Un mes antes, el 1 de febrero, habían retomado la captura del boquerón. Finalmente, la Unión Europea fijó para este año la cifra de 2.700 toneladas de sardinas para todo el Golfo de Cádiz, cantidad que el sector considera “insuficiente”, ya que supone tan sólo el 22% del total que capturaba hace tres años.

El cerco del Golfo de Cádiz presentó en febrero ante el Ministerio de Agricultura, Alimentación y Medio Ambiente alegaciones a la propuesta hispanolusa sobre el cupo de captura de la sardina para 2016. La flota engloba a 86 barcos de los puertos de Sanlúcar de Barrameda y Barbate, en Cádiz, y los onubenses de Isla Cristina y Punta Umbría.Los cuatro puertos afectados presentaron cada uno sus alegaciones pero con un contenido común ya que todos coincidieron en que es “raquítico”.

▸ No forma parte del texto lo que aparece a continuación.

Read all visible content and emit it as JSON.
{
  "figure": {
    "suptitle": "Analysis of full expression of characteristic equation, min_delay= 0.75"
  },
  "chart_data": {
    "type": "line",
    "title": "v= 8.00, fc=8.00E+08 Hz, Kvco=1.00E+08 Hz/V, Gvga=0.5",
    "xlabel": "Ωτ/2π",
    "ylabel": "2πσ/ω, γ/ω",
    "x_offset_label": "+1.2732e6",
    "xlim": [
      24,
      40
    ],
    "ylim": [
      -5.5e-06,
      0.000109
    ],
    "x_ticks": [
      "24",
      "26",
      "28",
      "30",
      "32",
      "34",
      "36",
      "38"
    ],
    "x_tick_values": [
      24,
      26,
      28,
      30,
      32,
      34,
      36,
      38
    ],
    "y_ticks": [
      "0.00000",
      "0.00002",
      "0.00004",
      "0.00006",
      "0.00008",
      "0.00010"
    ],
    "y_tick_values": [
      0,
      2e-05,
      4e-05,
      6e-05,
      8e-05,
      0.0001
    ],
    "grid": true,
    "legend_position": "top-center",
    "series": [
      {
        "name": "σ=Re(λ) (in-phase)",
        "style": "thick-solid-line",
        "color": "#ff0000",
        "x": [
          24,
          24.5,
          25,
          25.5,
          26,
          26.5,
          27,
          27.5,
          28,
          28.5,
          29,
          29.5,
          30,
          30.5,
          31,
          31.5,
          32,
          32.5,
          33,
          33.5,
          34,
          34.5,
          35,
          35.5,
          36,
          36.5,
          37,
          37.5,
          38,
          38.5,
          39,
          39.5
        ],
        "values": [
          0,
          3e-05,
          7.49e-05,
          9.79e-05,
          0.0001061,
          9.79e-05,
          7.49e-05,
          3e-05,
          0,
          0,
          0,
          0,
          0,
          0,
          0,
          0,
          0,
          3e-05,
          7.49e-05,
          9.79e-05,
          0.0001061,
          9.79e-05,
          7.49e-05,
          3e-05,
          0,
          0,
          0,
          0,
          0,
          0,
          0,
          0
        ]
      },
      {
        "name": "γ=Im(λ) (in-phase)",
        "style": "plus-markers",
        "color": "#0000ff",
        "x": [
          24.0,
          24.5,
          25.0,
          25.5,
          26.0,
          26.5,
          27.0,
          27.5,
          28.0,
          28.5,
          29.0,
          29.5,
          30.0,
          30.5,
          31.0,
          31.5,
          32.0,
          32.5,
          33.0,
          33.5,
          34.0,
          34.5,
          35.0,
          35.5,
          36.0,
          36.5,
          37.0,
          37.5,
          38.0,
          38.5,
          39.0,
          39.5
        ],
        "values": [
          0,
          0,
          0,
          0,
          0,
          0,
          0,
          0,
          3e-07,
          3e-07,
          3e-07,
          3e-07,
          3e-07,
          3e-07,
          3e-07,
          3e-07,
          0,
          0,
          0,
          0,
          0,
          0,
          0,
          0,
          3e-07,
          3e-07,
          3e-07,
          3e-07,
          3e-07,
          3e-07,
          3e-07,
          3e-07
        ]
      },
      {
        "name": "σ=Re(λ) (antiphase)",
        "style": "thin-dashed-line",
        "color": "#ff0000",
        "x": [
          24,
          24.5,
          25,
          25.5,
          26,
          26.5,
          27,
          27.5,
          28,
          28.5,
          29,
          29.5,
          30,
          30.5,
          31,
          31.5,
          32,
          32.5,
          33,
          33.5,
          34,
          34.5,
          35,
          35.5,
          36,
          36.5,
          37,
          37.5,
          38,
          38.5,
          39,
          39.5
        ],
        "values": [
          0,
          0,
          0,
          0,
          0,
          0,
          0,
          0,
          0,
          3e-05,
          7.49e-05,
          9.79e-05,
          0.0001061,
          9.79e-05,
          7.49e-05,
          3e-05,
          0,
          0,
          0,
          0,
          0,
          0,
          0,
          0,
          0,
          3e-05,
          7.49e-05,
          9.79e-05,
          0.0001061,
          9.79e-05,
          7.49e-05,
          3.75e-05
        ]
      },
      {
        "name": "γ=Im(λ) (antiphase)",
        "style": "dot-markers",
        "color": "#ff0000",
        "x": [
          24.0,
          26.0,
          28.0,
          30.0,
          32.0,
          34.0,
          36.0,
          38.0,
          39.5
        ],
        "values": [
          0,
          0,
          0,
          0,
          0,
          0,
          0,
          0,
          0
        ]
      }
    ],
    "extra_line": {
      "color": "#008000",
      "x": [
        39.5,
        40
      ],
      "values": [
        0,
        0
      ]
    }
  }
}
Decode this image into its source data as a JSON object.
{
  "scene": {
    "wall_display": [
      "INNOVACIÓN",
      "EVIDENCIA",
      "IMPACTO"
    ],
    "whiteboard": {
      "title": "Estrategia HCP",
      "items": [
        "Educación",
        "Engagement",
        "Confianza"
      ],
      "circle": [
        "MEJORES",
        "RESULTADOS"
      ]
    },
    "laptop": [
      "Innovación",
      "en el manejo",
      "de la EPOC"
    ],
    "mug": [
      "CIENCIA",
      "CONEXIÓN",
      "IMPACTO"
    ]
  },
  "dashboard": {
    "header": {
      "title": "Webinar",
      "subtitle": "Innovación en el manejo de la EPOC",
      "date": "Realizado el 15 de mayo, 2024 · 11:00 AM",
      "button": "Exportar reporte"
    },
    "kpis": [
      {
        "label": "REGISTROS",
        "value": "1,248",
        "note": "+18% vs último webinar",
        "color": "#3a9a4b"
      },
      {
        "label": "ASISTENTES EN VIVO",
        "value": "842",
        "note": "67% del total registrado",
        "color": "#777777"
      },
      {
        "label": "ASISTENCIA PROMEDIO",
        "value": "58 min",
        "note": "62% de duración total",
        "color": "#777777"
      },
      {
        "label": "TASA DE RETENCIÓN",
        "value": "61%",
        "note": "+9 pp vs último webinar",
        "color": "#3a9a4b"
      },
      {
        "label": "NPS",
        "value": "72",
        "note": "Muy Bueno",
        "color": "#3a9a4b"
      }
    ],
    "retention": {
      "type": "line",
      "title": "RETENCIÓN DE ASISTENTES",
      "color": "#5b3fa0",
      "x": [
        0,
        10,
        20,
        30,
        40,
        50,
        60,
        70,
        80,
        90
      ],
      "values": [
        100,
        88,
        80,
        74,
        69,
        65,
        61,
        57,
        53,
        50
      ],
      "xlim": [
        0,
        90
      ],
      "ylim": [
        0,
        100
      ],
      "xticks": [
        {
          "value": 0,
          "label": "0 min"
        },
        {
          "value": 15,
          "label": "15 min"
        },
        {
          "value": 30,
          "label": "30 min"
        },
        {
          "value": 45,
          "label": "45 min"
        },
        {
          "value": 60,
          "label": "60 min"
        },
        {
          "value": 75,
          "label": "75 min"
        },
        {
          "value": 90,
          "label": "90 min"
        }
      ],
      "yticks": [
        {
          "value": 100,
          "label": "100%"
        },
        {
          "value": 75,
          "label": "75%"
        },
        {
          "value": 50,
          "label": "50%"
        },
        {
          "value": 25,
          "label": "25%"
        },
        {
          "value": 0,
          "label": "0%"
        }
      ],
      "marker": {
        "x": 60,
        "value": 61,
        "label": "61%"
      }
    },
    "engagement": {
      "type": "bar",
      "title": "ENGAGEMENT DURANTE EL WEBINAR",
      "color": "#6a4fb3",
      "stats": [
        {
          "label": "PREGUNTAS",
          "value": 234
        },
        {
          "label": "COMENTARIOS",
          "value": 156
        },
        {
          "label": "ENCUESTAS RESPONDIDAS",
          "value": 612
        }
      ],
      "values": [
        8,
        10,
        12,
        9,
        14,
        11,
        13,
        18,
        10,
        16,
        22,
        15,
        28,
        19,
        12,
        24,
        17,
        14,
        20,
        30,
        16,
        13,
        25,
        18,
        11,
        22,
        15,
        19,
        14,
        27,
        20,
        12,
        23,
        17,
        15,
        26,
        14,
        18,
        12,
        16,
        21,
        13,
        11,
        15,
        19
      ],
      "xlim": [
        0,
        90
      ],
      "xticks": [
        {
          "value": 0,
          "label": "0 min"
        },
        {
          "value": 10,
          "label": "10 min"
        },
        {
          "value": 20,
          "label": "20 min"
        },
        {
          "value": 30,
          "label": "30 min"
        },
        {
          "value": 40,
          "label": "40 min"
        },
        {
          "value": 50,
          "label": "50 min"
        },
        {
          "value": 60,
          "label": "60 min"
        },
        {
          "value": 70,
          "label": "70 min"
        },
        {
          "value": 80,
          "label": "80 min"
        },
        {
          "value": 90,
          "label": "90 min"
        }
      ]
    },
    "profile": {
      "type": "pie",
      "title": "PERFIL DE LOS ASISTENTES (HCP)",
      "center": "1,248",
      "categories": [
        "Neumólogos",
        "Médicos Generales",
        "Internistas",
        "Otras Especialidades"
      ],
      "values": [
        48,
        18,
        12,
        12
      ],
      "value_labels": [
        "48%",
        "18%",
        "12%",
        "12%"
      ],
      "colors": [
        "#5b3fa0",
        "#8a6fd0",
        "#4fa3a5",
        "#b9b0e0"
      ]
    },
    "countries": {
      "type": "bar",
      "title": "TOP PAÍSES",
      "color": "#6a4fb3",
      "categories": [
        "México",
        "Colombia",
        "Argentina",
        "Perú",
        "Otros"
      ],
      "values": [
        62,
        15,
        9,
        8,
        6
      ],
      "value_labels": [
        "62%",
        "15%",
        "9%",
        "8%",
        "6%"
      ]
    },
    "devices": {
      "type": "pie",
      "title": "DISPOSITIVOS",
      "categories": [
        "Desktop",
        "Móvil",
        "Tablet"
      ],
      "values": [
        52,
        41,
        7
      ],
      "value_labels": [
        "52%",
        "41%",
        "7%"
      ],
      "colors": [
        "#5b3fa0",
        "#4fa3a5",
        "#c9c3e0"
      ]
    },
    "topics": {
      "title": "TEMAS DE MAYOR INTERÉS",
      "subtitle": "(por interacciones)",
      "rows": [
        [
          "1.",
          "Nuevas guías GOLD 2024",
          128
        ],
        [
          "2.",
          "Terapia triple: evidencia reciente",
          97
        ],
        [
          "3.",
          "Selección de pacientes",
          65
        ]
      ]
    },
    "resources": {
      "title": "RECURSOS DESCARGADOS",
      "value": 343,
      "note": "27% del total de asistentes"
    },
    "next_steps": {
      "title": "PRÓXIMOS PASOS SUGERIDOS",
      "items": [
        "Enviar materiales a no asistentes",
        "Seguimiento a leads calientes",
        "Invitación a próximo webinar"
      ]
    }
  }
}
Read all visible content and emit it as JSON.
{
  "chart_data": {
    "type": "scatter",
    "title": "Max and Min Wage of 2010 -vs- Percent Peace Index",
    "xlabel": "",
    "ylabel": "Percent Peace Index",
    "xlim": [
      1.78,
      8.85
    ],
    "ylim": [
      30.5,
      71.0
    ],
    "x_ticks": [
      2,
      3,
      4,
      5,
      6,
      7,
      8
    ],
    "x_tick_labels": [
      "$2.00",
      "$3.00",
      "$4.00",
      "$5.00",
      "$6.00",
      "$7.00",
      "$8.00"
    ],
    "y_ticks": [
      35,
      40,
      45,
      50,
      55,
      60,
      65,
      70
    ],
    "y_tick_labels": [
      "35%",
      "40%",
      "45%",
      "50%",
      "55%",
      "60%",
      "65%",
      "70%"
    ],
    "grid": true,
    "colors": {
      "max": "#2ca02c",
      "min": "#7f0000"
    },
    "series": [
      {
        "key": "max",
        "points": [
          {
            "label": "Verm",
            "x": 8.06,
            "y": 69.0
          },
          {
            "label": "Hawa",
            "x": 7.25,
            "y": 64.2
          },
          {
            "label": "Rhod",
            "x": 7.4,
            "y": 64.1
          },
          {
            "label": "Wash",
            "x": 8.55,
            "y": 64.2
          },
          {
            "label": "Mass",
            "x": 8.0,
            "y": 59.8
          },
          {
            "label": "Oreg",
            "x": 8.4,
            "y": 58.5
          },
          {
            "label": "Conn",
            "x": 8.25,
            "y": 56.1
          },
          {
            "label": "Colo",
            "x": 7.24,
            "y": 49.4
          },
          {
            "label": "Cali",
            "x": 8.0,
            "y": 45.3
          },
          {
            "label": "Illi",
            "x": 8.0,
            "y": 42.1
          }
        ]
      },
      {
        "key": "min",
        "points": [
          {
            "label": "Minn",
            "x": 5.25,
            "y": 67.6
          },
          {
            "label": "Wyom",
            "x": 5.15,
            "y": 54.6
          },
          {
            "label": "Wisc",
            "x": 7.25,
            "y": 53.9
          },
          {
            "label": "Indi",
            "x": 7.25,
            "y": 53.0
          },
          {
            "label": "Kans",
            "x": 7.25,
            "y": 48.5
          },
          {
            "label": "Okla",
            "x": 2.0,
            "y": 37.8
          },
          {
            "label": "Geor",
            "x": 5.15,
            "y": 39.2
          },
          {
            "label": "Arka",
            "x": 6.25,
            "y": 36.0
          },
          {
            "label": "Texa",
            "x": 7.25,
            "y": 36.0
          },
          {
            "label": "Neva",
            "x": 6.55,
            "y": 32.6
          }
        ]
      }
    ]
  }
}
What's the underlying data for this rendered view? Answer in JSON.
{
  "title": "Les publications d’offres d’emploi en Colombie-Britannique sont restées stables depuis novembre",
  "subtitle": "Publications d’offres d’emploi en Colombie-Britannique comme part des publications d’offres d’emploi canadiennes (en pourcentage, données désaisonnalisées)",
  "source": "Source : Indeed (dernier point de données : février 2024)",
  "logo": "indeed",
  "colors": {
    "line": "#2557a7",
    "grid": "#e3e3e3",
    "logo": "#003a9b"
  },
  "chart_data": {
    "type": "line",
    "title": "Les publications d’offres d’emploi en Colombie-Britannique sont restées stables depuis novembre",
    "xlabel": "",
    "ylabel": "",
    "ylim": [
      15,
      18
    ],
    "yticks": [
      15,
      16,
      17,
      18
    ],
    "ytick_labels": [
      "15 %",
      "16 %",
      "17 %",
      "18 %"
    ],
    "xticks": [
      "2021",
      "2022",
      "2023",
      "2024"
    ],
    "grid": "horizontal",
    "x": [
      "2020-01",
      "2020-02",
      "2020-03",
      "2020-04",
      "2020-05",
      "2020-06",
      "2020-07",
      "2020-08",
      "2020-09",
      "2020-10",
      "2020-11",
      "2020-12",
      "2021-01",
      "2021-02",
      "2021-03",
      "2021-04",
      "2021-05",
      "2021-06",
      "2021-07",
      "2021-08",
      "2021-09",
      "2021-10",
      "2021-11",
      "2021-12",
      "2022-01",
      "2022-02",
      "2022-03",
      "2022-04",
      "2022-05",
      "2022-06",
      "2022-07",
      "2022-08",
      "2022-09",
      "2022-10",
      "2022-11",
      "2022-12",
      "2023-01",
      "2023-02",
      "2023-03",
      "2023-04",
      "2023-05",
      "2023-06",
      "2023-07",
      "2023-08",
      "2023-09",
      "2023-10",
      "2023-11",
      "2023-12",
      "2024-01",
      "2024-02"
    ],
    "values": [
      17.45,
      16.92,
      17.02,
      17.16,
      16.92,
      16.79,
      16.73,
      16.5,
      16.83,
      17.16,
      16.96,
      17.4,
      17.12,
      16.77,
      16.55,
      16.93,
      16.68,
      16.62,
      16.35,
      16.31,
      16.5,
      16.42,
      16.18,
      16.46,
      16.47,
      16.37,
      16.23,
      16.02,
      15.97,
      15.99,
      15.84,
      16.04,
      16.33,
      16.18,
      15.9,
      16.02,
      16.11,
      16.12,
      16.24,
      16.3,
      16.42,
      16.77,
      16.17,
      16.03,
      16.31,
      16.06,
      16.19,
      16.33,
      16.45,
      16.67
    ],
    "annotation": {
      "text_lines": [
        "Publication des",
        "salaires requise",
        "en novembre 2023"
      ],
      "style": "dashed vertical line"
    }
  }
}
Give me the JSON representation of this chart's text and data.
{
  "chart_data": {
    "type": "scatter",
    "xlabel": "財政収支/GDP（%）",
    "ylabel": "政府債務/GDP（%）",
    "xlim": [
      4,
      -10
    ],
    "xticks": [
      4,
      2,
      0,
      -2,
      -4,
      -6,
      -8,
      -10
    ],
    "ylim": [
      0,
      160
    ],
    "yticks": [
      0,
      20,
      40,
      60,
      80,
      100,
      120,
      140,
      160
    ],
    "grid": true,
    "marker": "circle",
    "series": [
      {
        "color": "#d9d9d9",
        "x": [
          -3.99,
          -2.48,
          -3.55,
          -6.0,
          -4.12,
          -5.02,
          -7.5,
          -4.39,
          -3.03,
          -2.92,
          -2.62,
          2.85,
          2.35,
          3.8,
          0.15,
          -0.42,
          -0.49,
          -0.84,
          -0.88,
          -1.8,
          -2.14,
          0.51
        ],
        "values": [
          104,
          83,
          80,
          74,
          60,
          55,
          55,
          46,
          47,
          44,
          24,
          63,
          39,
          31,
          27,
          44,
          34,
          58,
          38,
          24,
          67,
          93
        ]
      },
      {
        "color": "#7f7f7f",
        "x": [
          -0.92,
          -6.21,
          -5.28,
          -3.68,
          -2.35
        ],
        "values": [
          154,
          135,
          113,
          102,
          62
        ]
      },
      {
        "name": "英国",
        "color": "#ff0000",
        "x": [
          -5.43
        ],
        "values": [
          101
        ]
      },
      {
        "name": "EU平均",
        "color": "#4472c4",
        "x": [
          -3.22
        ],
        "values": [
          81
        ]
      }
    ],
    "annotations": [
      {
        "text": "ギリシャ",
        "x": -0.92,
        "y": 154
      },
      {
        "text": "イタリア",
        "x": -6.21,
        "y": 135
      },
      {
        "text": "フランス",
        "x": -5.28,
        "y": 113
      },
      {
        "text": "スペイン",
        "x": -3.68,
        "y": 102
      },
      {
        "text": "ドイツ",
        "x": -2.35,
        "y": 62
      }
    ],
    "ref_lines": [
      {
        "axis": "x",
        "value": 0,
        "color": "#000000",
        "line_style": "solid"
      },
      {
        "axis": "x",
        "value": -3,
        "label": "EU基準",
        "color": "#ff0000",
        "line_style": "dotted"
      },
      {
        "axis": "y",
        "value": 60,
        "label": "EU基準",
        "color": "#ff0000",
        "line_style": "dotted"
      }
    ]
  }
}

El acuerdo limita la cantidad de sardina a 12.000 toneladas para España y Portugal, frente a las 14.500 de 2015, es decir alrededor de un 30% menos respecto al año anterior. Del total de esta cantidad, un 54% corresponde a Portugal y el 44% restante para España.

Los pescadores demandan un aumento de la cuota actual hasta alcanzar la del año pasado y ayudas, al menos, para un mes de parada biológica. Hasta el momento no han obtenido ninguna respuesta a sus peticiones.

En cuanto al boquerón, el sector acordó autorregularse en lo que a la captura se refiere al objeto de asegurarse la conservación del recurso y su comercialización. Inicialmente se estableció un cupo máximo de 350 cajas de corcho blanco de boquerón por embarcación, una cifra que puede modificarse en función de las necesidades del mercado o del estado del recurso pesquero.

El objetivo principal de esta autorregulación es alargar lo más posible las 5.022 toneladas de cuota de boquerón con la que inició la temporada, un 10 % más que en 2015 y que, sin embargo, no responde aún a las necesidades del sector.